Let us speak of other things, I plead.
She says, My day and night uninterrupted thus far by my mother’s imminent miscarriage or father’s castration by the buzz saw have been spared all excitement.
And then she is wearing something bright and fun and like the spring and holding my eye and breath as she flings her hand to her forehead in a mock histrionic gesture as she says
I Libby Tipton daughter of a deceased old English earl feel a seizure coming on. Unaccustomed as I am to public speaking I nevertheless wish to take advantage of this unforeseen propitious moment to make a few sweet and simple observations upon —
changed? changed? Time tide and tears may change you rearrange you but I know you will always retain the golden charm like the land of opportunity the promised land the land of milk and honey.
Then, laughing she says, Don’t ever leave me not completely not all the way.
And I am crying because of the lateness of this hour and I am weeping because of the sad and beautiful pizzicato strings and I am sobbing because time tide and tears are changing me and through my tears I see that she has changed back to the white shirt and is pretending to be a lost little girl as she begins
You leave me … all a lone … with nobody
And I am laughing and prompting, With nobody but the goblins …

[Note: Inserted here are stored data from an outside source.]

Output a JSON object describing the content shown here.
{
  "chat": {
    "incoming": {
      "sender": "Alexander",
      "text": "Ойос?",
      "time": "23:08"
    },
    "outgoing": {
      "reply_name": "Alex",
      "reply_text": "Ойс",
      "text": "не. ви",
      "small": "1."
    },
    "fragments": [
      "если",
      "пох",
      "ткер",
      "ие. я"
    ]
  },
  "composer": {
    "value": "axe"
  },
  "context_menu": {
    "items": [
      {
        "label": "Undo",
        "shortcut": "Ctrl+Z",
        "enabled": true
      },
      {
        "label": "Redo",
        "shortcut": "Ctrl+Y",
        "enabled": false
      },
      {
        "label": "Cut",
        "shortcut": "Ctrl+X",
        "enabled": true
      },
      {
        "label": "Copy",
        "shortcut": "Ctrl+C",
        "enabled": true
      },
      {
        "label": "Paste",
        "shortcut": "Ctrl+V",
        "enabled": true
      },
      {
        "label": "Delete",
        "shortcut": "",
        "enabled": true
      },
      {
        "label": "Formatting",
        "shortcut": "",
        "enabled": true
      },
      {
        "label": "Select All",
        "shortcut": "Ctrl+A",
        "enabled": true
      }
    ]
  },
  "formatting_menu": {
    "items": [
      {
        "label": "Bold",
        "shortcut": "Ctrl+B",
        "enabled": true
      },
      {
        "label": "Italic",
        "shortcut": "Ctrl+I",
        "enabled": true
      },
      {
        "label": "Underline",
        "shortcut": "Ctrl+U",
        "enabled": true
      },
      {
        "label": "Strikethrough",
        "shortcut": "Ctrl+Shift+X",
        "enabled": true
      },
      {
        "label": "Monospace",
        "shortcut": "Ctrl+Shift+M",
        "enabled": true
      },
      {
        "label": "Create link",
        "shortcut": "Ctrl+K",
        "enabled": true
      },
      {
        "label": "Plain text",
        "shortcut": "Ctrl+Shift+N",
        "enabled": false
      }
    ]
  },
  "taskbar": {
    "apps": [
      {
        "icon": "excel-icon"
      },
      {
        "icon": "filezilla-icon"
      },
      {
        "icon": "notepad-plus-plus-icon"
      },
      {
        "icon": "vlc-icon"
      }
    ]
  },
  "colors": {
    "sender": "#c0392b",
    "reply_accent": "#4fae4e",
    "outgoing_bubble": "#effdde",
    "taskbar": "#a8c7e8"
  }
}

But the goblins … and the goblins … is bigger … thananyplaceelse.
And some day, I say.
And someday … I’ll disappear … between the sheets … and you won’t ever have any more upside down puddin cake again ever.

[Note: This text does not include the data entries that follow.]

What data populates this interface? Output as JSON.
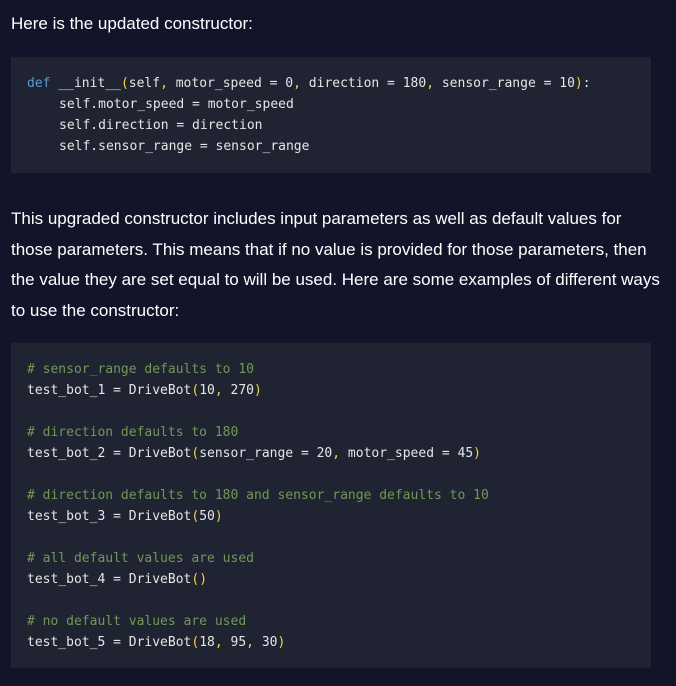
{
  "intro_text": "Here is the updated constructor:",
  "constructor_code": {
    "def_kw": "def",
    "sig_name": " __init__",
    "sig_open": "(",
    "sig_p1": "self",
    "sig_c1": ",",
    "sig_p2": " motor_speed = 0",
    "sig_c2": ",",
    "sig_p3": " direction = 180",
    "sig_c3": ",",
    "sig_p4": " sensor_range = 10",
    "sig_close": ")",
    "sig_colon": ":",
    "lines": [
      "self.motor_speed = motor_speed",
      "self.direction = direction",
      "self.sensor_range = sensor_range"
    ]
  },
  "paragraph": "This upgraded constructor includes input parameters as well as default values for those parameters. This means that if no value is provided for those parameters, then the value they are set equal to will be used. Here are some examples of different ways to use the constructor:",
  "examples": [
    {
      "comment": "# sensor_range defaults to 10",
      "prefix": "test_bot_1 = DriveBot",
      "args": [
        "10",
        "270"
      ]
    },
    {
      "comment": "# direction defaults to 180",
      "prefix": "test_bot_2 = DriveBot",
      "args": [
        "sensor_range = 20",
        "motor_speed = 45"
      ]
    },
    {
      "comment": "# direction defaults to 180 and sensor_range defaults to 10",
      "prefix": "test_bot_3 = DriveBot",
      "args": [
        "50"
      ]
    },
    {
      "comment": "# all default values are used",
      "prefix": "test_bot_4 = DriveBot",
      "args": []
    },
    {
      "comment": "# no default values are used",
      "prefix": "test_bot_5 = DriveBot",
      "args": [
        "18",
        "95",
        "30"
      ]
    }
  ],
  "colors": {
    "background": "#12152a",
    "code_background": "#202332",
    "keyword": "#569cd6",
    "comment": "#6f9955",
    "bracket": "#f2d548"
  }
}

In harmony we are laughing we are crying and time is an evil rumor as I reach for her hand that is caught in the fiction of the past.
But she is withdrawing and rising to her feet saying,
Whatever rich harvests that life may offer I doubt if there is any gain through the years that can equal the loss of you.
What do you want out of me, I ask.
And she sways unsteadily and screams, All I want out of this is out.
And she is gone without anybody knowing she is gone forever gone and always gone and gone completely. And I am screaming to the people
Did you see her go Did you see her leave and is there none of her in your life no reflection of a sequined glitter or the memory of rhinestones teasing your eyes?
Unfortunately a young man faces a wall, a boy entreats a girl to love, three students spin their paragraphs of fabulous nothingness and sentences of deepest sentience. And none see my way except to see my very undoubtedly drunken way.
And where my way leads is through the arc of doors and the curve of streets and I am lost and I wander and I am aware of the great stars and the giant night. The world is grinding out a lonely uphill noise under its burden of sprawling cities which cover it like candles on a brooding altar. I am not finding the way homeward for the way is lost but in the dark and silence I am thinking I perceive the ancient wellknown objects grown throbbing and dreamlike hanging about me unseen and quiet but which I am learning from the strings is not home but the memory of home. I know not my way but I know the vastness of the land wherein a hand once let go can be held no more but is held always — only without substance. What the strings are telling me is that memory is a music without sound to which I must always listen. Beyond the lost way are darkened windows and closed doors. I am stumbling and dogs are rushing out to voice I am a stranger.